Less than three months before, Lee with the aid of the now fallen Gen. Thomas J. Jackson destroyed this same Union Army at Chancellorsville, Virginia. It was a devastating defeat with more than 13,000 Union soldiers casualties.

Gen. Lee  reputation as an undefeated Army commander, having perviously vanquished  George McClellan, John Pope, McClellan again, Ambrose Burnside, and Joseph Hooker is unparalleled.

Lee is at his high point, as is his Army of Northern Virginia. They are aggressive, hungry, quick, dangerous battle hardened veterans.

Lincoln fatigued with Union losses at the hands of a former Union Army veteran, and hero of the Mexican War, desperately needs someone to stop Lee, and he has called upon George Meade to do it.

Hastily appointed to his command by an exasperated President Lincoln Meade is cautious, defensive minded, and intimidated. He knows Lee’s reputation, and he is sure that Lee has taken his measure.

Meade knows Lee will strike again, but where?

If Meade, with superior numbers, and resources, fighting on home ground, can anticipate, even force Lee to fight him on ground of his choosing, he knows he has the possibility within his grasp to finally put an end to the rampaging Confederate Army.

Having lost the eyes and ears of his army, the intelligence and reconnaissance of Gen. Jeb Stuart and his Cavalry, Lee is in the dark, and has no clue where the Union Army might be lurking. Lee has given strict orders to avoid a general engagement.

Before he engages in another conflict Lee must find the Union Army, identify its location, and close the fist of his divided army, which is spread like probing fingers along the highways of Pennsylvania.

On the first day of July, the crusading armies meet.

Coldly calculated strategy, becomes anxious guesswork, as the forces probe one another’s strength, each unsure as to exactly who, and what is in their front. Neither side is fully aware that each Army is on a collision course in full strength. But like a whirlwind reaping its vengeance under the midday sun, both sides will steadily, and inevitably drawn into the cyclone of war.

And the first day of Gettysburg has begun.

It is a day of untarnished and unvarnished honor, courage, commitment and sacrifice for both North and South.

Men will clash, reel in retreat, rally, and clash again.

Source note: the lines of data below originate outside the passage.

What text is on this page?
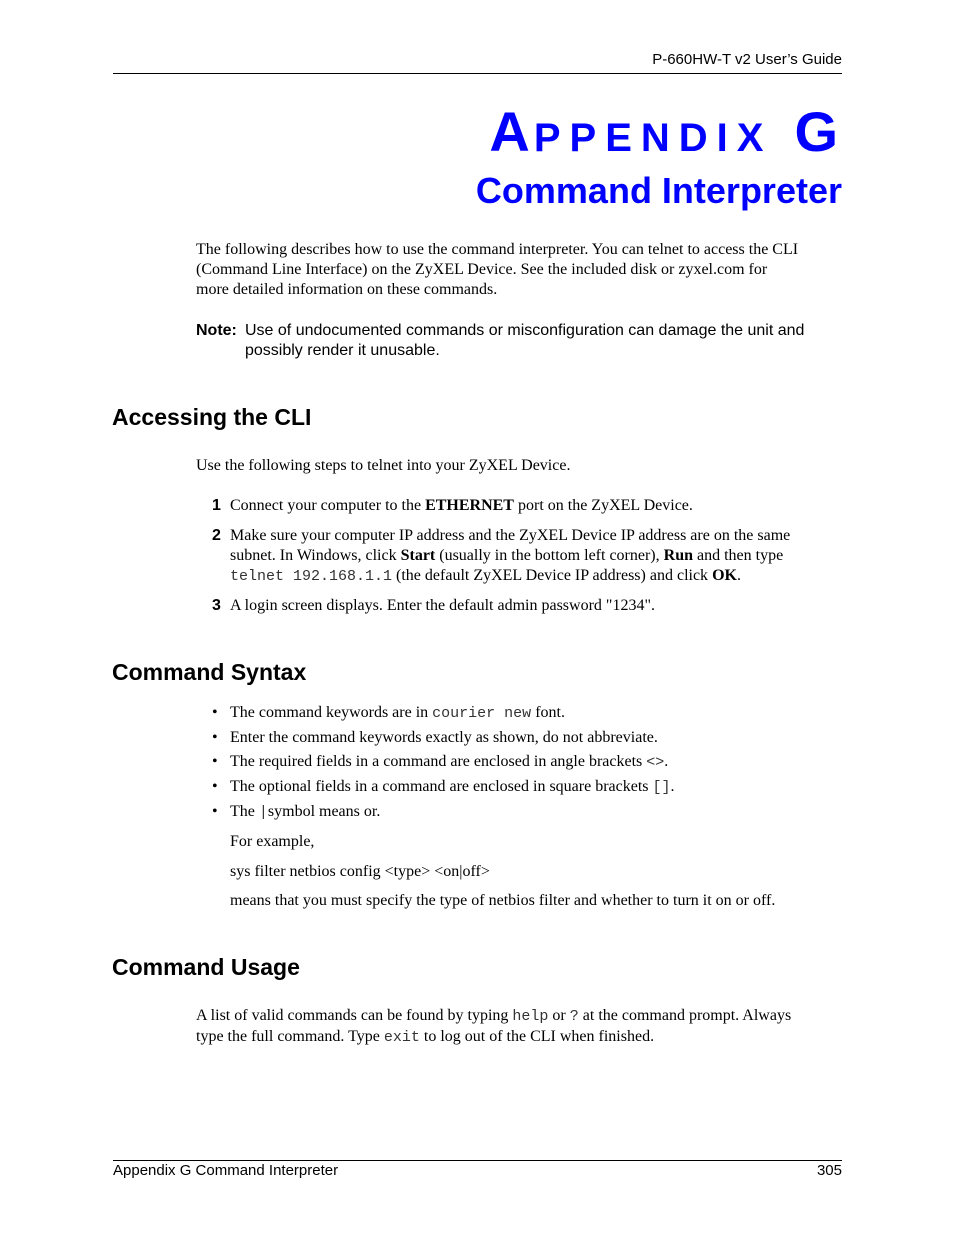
P-660HW-T v2 User’s Guide
APPENDIX G
Command Interpreter
The following describes how to use the command interpreter. You can telnet to access the CLI
(Command Line Interface) on the ZyXEL Device. See the included disk or zyxel.com for
more detailed information on these commands.
Note: Use of undocumented commands or misconfiguration can damage the unit and
possibly render it unusable.
Accessing the CLI
Use the following steps to telnet into your ZyXEL Device.
1 Connect your computer to the ETHERNET port on the ZyXEL Device.
2 Make sure your computer IP address and the ZyXEL Device IP address are on the same
subnet. In Windows, click Start (usually in the bottom left corner), Run and then type
telnet 192.168.1.1 (the default ZyXEL Device IP address) and click OK.
3 A login screen displays. Enter the default admin password "1234".
Command Syntax
• The command keywords are in courier new font.
• Enter the command keywords exactly as shown, do not abbreviate.
• The required fields in a command are enclosed in angle brackets <>.
• The optional fields in a command are enclosed in square brackets [].
• The |symbol means or.
For example,
sys filter netbios config <type> <on|off>
means that you must specify the type of netbios filter and whether to turn it on or off.
Command Usage
A list of valid commands can be found by typing help or ? at the command prompt. Always
type the full command. Type exit to log out of the CLI when finished.
Appendix G Command Interpreter	305
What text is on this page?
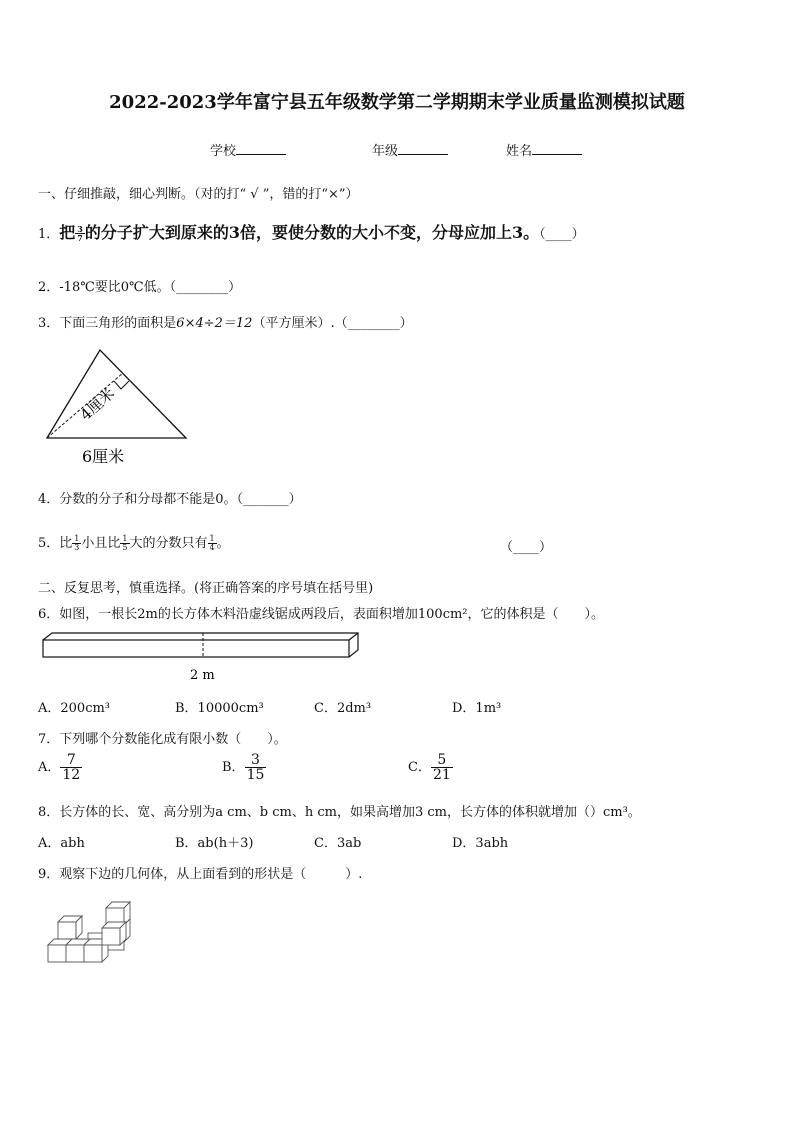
2022-2023学年富宁县五年级数学第二学期期末学业质量监测模拟试题
学校	年级	姓名
一、仔细推敲，细心判断。（对的打“ √ ”，错的打“×”）
1．把 $\frac{3}{7}$ 的分子扩大到原来的3倍，要使分数的大小不变，分母应加上3。（____）
2．-18℃要比0℃低。（________）
3．下面三角形的面积是6×4÷2＝12（平方厘米）.（________）
4厘米
6厘米
4．分数的分子和分母都不能是0。（_______）
5．比 $\frac{1}{3}$ 小且比 $\frac{1}{5}$ 大的分数只有 $\frac{1}{4}$ 。	（____）
二、反复思考，慎重选择。(将正确答案的序号填在括号里)
6．如图，一根长2m的长方体木料沿虚线锯成两段后，表面积增加100cm²，它的体积是（　　）。
2 m
A．200cm³	B．10000cm³	C．2dm³	D．1m³
7．下列哪个分数能化成有限小数（　　）。
A． $\frac{7}{12}$	B． $\frac{3}{15}$	C． $\frac{5}{21}$
8．长方体的长、宽、高分别为a cm、b cm、h cm，如果高增加3 cm，长方体的体积就增加（）cm³。
A．abh	B．ab(h＋3)	C．3ab	D．3abh
9．观察下边的几何体，从上面看到的形状是（　　　）.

It is a day of blood, death, and yardage, in ground gained or lost.

Can you hear the hoarse shouted orders of officers? The Crackle of musketry, the roar of cannon, the cries of the wounded and dying, the frightful baying of fallen horses and mules? Can you smell the sweat, and fear, and blood so palpable in the summers heat?

Can you smell the storm of death roiling upon the ground, shimmering like a hell upon the earth?

Can you feel the parched and sandpapery dryness of your throat, the sweat stinging your eyes, and soiling the clothes of your sweat stained uniform?

Can you feel the weight and heft, as you load your rifle with shaking hands, raising it, aiming at smudges of men in front of you?

Can you feel the recoil as it bucks against your shoulder, your bullet contributing to the butchers bill, even as you secretly beg for it to end?

And what do you feel when it all ends, and the day is gone, and night closes in upon the blood soaked ground you lay your head upon?

How do you feel even as you drink deeply of the first water touching your cracked lips, and you smoke a cigarette in silence, watching your brothers stacked like corded wood, for shallow graves.

Darkness falls upon your sacred fields, and the butchers bill is paid, for the day. More than 15,000 Americans are gone now, in dead, wounded, and missing. 9,000 Union, 6,000 Confederate.

And there are still yet two days to go.

But you have survived, at least part of you has.

But another part shall ever remain, with the ghosts and never leave this place.

——(Author’s Note)

This is why, this day, and the days after are important to me. And this is why each flag, Union and Confederate is important to me, one as much as the other. And this is why, history is important to me, because it is my history, and it is yours.

And we must never forget, so that we may never return to, pay that price again.